Grün-Schwarz will lediglich ihr ungeliebtes Prestigeprojekt
durchdrücken.“
Die Willkür beginnt bereits bei der Kapazitätsberechnung. „Die zugrunde
gelegten Kapazitäten der Busse und Bahnen in Darmstadt sind frei
erfunden“, sagen Huß, Hübscher-Paul, Blaum und Bauer. „Laut dem
‚Gutachten‘ seien Expressbusse nicht geeignet, da Standardbusse in
Spitzenzeiten lediglich 70 Personen und Gelenkbusse nur 100 Personen
befördern könnten. Die Darmstädter Standardbusse sind aber für 100
Personen, die Gelenkbusse für 150 Personen und die Großraumfahrzeuge gar
für 174 Personen ausgelegt.“ (Angaben: Heag Mobilo)

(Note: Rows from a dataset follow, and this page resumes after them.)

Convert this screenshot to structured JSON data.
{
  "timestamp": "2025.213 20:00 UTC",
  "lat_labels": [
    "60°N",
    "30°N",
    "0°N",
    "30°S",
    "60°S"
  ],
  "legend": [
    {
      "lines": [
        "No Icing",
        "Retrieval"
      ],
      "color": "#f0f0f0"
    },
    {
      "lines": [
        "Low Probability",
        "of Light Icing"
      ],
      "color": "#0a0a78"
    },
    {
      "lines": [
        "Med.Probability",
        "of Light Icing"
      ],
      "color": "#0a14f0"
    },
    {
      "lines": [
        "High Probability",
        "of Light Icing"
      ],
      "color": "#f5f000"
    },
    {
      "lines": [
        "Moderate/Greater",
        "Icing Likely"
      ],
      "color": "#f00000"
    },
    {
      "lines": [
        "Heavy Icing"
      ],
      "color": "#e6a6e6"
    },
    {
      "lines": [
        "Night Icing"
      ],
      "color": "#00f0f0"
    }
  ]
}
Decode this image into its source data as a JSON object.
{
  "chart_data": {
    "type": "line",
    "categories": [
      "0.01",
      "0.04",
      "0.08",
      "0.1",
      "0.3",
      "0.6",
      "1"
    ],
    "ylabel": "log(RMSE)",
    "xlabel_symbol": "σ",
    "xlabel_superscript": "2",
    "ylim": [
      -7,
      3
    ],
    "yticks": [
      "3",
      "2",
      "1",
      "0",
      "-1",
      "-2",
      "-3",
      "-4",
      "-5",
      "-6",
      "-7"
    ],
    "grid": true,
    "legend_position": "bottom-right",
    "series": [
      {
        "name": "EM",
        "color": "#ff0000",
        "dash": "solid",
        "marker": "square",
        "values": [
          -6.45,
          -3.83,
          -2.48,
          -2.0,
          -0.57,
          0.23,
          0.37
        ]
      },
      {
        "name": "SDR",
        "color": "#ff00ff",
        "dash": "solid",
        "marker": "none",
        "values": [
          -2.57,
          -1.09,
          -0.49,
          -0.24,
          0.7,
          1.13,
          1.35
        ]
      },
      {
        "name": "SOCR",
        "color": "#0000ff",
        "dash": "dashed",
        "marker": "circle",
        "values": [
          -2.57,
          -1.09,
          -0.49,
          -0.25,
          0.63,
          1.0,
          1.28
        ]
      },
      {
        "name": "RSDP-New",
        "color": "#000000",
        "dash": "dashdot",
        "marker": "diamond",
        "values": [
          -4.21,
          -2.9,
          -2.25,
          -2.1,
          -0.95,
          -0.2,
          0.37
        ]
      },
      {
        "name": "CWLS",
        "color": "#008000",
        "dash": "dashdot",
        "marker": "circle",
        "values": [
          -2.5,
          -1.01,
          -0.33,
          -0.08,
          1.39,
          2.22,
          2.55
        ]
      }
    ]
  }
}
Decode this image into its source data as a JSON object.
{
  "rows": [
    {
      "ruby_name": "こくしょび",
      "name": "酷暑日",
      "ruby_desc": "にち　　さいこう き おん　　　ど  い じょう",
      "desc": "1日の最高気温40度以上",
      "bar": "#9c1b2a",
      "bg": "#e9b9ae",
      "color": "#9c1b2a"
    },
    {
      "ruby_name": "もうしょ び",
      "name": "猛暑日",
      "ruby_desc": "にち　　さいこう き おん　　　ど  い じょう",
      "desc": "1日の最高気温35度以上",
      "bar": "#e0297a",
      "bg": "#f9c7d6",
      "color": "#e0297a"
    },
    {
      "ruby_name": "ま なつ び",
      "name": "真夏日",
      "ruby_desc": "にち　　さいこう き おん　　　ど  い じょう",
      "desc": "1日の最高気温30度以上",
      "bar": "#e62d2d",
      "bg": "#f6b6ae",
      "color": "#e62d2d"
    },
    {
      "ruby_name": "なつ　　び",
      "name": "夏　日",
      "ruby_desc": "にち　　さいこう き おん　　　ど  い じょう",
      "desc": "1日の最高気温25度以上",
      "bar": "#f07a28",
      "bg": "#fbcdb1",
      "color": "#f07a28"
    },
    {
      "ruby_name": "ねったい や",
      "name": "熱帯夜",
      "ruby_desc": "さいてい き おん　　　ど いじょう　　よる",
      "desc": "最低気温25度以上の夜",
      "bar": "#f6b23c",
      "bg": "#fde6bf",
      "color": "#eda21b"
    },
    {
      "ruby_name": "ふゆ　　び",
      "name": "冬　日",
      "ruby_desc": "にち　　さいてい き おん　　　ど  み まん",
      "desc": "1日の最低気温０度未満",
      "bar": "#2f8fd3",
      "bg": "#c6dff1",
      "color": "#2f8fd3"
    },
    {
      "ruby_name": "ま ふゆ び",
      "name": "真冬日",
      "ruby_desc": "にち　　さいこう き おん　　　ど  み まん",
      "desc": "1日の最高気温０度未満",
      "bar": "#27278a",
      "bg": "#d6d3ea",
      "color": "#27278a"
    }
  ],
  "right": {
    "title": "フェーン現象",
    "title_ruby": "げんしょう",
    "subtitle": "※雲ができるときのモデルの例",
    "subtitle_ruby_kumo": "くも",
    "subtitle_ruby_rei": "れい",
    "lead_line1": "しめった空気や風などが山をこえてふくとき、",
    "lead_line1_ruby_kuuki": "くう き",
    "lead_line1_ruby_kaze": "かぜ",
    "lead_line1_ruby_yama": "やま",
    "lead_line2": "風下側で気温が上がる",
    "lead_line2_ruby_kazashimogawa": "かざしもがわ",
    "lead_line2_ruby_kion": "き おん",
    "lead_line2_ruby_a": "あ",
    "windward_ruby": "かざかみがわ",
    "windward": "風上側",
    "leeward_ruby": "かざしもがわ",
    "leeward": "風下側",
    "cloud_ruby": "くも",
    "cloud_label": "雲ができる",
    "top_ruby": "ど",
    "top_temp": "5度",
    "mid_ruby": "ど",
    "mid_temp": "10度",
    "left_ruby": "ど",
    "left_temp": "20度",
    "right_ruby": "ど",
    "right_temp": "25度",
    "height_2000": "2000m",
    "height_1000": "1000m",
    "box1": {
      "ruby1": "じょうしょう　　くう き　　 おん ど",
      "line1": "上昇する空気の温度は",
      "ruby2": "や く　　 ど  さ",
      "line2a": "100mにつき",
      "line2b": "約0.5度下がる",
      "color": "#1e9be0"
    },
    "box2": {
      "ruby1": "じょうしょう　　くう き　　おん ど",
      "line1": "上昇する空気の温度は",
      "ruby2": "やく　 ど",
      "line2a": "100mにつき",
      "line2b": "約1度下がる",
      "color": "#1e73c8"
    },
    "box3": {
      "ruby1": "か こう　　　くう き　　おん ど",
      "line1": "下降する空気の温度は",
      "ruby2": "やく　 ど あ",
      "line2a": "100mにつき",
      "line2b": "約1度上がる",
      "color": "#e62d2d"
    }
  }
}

Nicht nur die städtischen Busse werden künstlich verkleinert, sondern
auch die Straßenbahnen künstlich vergrößert. „Die ‚Gutachter‘ legen eine
Straßenbahnkapazität von 259 Plätzen zugrunde, obwohl die neu bestellten
Bahnen der Heag Mobilo nur 230 Personen aufnehmen dürfen. Auch hier gibt
es vergleichbare Alternativen: Moderne Elektrobusse können bis zu 210
Personen transportieren und haben ein annährend großes Potential“, so
die Oppositionsvertreter.
Die erwartete Nachfrage hat ebenfalls nichts mit der Darmstädter
Realität zu tun. „Die genutzten Fahrgastzahlen sind abenteuerlich“,
sagen die Sprecher der Fraktionen. „Angeblich fahren 6.000 Menschen am
Tag zum Campus. Tatsächlich bezieht sich diese Zahl lediglich auf die
145 Tage, an denen Studienveranstaltungen stattfinden. An 220 Tagen
finden keine Vorlesungen und Seminare statt. Hier ist der Bedarf
nachweislich geringer.“
Noch absurder ist die Prognose der Fahrgastzahlen: „Stadt und Heag
Mobilo erwarten einen Anstieg von 6.000 auf 8.700 Fahrgäste bis 2020 –
obwohl die Zahl der Studierenden am Campus Lichtwiese nicht mehr wachsen
wird. Stattdessen werden 80 % des überhöhten Nettonutzens dadurch
begründet, dass Menschen angeblich vom Auto zum ÖPNV umsteigen, wenn die
Lichtwiesenbahn gebaut wird“, sagen Huß, Hübscher-Paul, Blaum und Bauer.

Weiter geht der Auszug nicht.